Our study had some limitations. We did not measure the glucose tolerance and serum insulin levels, or blood sex hormone levels, which could have been useful in interpreting possible treatment effects. The medium size of FAs was small in our study because we did not define any minimum size limit as inclusion criteria. Another limitation of our study was the inclusion of women with both single and multiple FAs, which might behave differently clinically; and we had no method to prove that all the small ultrasound findings that mimicked FAs were true FAs. Also, we could not follow around 17 % of cases due to COVID-19 limitations that restricted hospital access for non-emergent and non-malignant cases.
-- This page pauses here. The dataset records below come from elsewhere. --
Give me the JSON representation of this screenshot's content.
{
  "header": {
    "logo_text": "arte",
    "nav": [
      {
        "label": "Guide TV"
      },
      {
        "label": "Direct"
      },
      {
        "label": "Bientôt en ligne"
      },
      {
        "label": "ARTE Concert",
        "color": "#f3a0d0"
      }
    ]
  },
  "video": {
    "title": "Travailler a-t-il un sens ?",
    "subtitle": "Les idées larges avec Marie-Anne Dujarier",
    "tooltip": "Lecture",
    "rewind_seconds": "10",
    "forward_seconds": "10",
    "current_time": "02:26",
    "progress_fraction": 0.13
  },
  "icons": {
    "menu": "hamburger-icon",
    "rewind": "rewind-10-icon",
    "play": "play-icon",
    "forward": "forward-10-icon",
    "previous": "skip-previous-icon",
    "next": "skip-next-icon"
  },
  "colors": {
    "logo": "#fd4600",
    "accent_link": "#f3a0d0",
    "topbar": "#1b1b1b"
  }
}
Since our favored result was to observe a lower rate of mass enlargement in the treatment group; considering the rate of increased mass size in Fig. 2, the calculated power (using Epi Info Site) in the largest and smallest mass was 71.93 and 99.99 %, respectively.

Conclusions

In conclusion, this is the first study which evaluates the effect of MF as a management option in breast FA. The results suggest a favorable effect, especially in women with multiple FAs. Furthermore, the effect of MF was obviously significant especially in small masses. Larger studies using higher doses of MF and including a separate design for patients with single or multiple FAs are suggested in order to confirm this effect.